Centre Pompidou-Metz
Metz : Le Musée sentimental d’Eva Aeppli

Rétrospective

Article mis en ligne le 29 mai 2022
dernière modification le 27 octobre 2022

Cette première rétrospective consacrée en France à Eva Aeppli invite à découvrir la gestation de son œuvre cousu, où s’exprime l’apogée de son art.

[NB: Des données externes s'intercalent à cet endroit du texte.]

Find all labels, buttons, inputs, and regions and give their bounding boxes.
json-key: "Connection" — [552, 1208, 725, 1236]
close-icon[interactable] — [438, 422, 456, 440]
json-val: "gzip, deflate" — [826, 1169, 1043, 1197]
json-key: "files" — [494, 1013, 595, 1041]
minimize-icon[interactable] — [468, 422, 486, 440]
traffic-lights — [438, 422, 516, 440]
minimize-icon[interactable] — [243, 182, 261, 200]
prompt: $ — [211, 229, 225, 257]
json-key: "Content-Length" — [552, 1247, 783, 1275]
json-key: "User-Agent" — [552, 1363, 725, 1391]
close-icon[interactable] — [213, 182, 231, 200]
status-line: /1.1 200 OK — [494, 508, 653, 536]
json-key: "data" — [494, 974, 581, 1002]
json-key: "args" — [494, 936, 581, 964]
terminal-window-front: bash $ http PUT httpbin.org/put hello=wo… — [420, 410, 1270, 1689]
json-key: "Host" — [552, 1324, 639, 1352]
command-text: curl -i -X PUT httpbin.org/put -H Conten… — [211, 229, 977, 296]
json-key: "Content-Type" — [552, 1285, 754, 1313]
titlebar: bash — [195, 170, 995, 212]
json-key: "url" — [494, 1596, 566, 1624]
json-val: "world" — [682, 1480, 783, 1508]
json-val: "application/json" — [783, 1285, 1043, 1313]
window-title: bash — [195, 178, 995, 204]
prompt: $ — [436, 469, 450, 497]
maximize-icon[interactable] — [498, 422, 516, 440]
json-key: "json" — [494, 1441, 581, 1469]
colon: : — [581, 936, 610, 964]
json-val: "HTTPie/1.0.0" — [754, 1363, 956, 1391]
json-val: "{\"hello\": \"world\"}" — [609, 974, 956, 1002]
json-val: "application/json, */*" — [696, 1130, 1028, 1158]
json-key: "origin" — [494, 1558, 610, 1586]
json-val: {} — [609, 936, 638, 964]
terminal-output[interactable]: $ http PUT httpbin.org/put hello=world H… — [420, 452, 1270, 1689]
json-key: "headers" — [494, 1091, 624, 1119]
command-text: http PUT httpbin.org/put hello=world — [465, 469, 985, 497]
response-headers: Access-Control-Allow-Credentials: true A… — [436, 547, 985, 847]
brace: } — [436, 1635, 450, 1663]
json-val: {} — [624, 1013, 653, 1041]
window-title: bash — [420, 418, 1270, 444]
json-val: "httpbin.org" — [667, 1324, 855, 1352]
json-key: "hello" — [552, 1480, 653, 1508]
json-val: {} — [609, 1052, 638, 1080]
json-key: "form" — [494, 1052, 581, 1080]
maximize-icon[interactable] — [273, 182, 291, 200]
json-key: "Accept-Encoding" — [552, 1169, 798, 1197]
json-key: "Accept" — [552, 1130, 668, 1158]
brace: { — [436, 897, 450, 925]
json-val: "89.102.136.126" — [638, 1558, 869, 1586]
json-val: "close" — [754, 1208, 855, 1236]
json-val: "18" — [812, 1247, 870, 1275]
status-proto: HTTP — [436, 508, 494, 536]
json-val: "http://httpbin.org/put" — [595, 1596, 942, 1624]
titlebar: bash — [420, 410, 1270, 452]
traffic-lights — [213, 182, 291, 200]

Eva Aeppli avec Ama lors du montage de l’exposition « Eva Aeppli », à la galerie Felix Handschin, Bâle, 1969
© Susanne Gyger, Lucerne / musée Tinguely, Bâle / © Helen Sager

Dans son « musée sentimental », à l’instar de celui créé par Daniel Spoerri au Centre Pompidou en 1977, ses œuvres dialoguent avec celles de son cercle proche, de ses influences fantasmées mais aussi de ses successeurs. On y croise les créations de Jean Tinguely, Niki de Saint Phalle, Louise Bourgeois, Annette Messager ou encore Sarah Lucas, soulignant combien l’art de la sculptrice suisse continue d’exercer une influence sensible sur la scène contemporaine. Chacune de ses figures textiles – saisissantes par leurs cris silencieux, leurs traits épurés et pourtant éminemment expressifs, leurs cicatrices dessinées par les coutures – submerge le regardeur de sentiments ambivalents, cette confrontation ne le laissant pas indemne. Mis en scène par Jean Kalman, le parcours se fera l’écho des dualités qui traversent l’œuvre et la vie de l’artiste.

Née en 1925 à Zofingue, Eva Aeppli sera marquée durablement par la période de la Seconde Guerre mondiale qui, sous l’influence de son père, suit avec angoisse la progression nazie à travers l’Europe. De ce traumatisme naît l’engagement sans faille d’Eva Aeppli, incarné en 1968 par l’installation qu’elle imagine en hommage à Amnesty International, puis par la création de sa propre fondation (Myrrahkir Foundation, basée à Omaha) qui combat l’oppression, la pauvreté et l’ignorance. L’être humain, l’universalité de la condition humaine, constitue ainsi, inlassablement, le dénominateur commun de chacune de ses créations.

Eva Aeppli, « Livre de vie no. 9 », 1982-1983
© ADAGP, Paris

Aeppli s’installe définitivement en France dès 1952. Dans ses carnets, s’esquisse le monde complexe de l’artiste, qui se nourrit autant de la solitude que du dialogue avec son cercle d’amis proches, avec qui elle noue ponctuellement des collaborations artistiques.

Connectée au monde de l’art parisien, tout en se refusant à rallier l’un des mouvements en vogue à l’époque, elle crée un corpus profondément original au moment où triomphent le Nouveau Réalisme, le Pop Art et l’abstraction lyrique. Si les premiers autoportraits, prenant la forme de dessins au fusain, dévoilent les sentiments personnels de l’artiste, les émotions que lui inspire le monde extérieur se déploient ensuite dans des compositions à l’huile. Décrites par l’artiste comme de véritables « extensions de ses peintures », les premières figures textiles réalisées dans les années 1960 succèdent aux toiles.